4. Add the turmeric, cumin, coriander, chili powder, salt, and sugar. Stir well and cook for 1-2 minutes until fragrant.

5. Add the beef to the wok and stir well to coat with the spices.

6. Add the soy sauce and fish sauce and stir well.

7. Add the cooked noodles to the wok and stir well to combine with the beef and spices.

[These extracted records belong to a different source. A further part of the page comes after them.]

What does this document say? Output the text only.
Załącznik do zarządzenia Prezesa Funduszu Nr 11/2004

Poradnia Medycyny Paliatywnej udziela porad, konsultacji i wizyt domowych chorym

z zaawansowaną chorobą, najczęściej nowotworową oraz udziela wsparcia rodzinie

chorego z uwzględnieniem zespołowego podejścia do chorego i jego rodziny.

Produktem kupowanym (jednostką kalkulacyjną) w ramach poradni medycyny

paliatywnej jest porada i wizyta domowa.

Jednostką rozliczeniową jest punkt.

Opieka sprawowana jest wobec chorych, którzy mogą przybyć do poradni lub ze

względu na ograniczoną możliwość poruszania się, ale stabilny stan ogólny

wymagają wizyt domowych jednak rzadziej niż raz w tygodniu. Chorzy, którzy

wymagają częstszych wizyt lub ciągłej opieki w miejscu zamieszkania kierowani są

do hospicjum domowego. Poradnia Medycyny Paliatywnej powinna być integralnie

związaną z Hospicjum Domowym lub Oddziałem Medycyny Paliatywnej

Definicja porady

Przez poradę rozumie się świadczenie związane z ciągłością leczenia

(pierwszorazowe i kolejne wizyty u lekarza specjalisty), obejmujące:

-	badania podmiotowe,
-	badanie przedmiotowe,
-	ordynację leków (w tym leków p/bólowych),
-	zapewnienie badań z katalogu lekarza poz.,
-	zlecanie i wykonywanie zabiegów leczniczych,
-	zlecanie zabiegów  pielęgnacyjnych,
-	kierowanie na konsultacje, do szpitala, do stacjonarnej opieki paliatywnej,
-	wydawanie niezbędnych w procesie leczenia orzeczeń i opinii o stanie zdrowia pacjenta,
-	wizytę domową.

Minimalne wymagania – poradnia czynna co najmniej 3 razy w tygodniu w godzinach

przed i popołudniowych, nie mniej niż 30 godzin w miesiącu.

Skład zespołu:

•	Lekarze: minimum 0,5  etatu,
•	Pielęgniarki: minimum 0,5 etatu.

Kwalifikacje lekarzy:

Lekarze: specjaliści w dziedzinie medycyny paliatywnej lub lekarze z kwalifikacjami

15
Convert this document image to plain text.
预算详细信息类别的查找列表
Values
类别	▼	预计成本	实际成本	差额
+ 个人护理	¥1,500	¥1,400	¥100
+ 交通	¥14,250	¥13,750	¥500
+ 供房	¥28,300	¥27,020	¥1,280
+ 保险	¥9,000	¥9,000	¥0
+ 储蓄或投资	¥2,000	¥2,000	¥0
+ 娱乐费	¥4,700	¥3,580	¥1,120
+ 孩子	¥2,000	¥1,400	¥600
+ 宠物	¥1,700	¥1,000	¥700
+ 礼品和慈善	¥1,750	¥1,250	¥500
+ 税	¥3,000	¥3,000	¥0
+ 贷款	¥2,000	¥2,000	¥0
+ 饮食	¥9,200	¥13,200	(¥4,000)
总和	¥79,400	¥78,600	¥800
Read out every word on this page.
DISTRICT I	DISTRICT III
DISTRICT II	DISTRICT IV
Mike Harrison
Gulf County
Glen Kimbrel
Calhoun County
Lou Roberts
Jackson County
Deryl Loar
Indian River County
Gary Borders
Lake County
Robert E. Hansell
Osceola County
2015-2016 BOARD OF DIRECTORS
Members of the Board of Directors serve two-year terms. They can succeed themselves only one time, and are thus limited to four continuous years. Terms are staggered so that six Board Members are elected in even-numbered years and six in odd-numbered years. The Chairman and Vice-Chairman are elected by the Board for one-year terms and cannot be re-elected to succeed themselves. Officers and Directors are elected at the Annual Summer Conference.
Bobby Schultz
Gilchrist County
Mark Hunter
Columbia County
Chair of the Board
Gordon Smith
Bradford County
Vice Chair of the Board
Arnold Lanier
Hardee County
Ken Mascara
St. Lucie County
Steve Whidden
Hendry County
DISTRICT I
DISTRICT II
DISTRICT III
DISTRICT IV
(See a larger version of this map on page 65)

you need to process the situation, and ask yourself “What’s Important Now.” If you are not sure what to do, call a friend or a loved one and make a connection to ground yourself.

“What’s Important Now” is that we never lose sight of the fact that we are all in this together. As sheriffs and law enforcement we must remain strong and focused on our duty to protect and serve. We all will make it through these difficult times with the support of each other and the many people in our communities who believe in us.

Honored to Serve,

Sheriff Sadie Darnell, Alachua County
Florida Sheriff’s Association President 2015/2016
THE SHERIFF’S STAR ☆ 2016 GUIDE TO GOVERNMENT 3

8. Serve the Mie Aceh hot, garnished with fresh cilantro leaves and lime wedges.


Time:
Preparation time: 15 minutes
Cooking time: 45 minutes
Temperature:
Medium-high heat
Serving size:
4-6 servings

Nutritional information:
Calories per serving: 450
Fat: 10g
Carbohydrates: 60g
Protein: 30g
Sodium: 1500mg

Substitutions for ingredients:
- Chicken or shrimp can be used instead of beef.
- Rice noodles can be used instead of egg noodles.
- If fish sauce is not available, you can use oyster sauce or soy sauce instead.

Variations:
- Add vegetables such as carrots, bell peppers, and cabbage to the dish.
- Use different types of noodles such as udon or soba noodles.
- Add a boiled egg to the dish for extra protein.

Tips and tricks:
- To make the dish spicier, add more chili powder or fresh chili peppers.
- If the dish is too dry, add a little bit of water or chicken broth to the wok.
- To make the dish more flavorful, marinate the beef in the spices for a few hours before cooking.

Storage instructions:
Store the Mie Aceh in an airtight container in the refrigerator for up to 3 days.

Reheating instructions:
Reheat the Mie Aceh in a wok or large skillet over medium heat until heated through.

Presentation ideas:
Serve the Mie Aceh in individual bowls, garnished with fresh cilantro leaves and lime wedges.

Garnishes:
Fresh cilantro leaves and lime wedges.

Pairings:
Serve the Mie Aceh with a side of steamed rice and a cold beer.

Suggested side dishes:
Steamed rice and stir-fried vegetables.

Troubleshooting advice:
- If the dish is too salty, add a little bit of sugar to balance out the flavors.
- If the dish is too spicy, add a little bit of coconut milk or cream to mellow out the heat.

Food safety advice:
Make sure to cook the beef thoroughly to prevent any foodborne illnesses.

Food history:
Mie Aceh is a popular noodle dish from Aceh, Indonesia. It is known for its spicy and flavorful broth and is often served with beef or seafood.

Flavor profiles:
Spicy, savory, and aromatic.

Serving suggestions:
Serve the Mie Aceh hot, garnished with fresh cilantro leaves and lime wedges.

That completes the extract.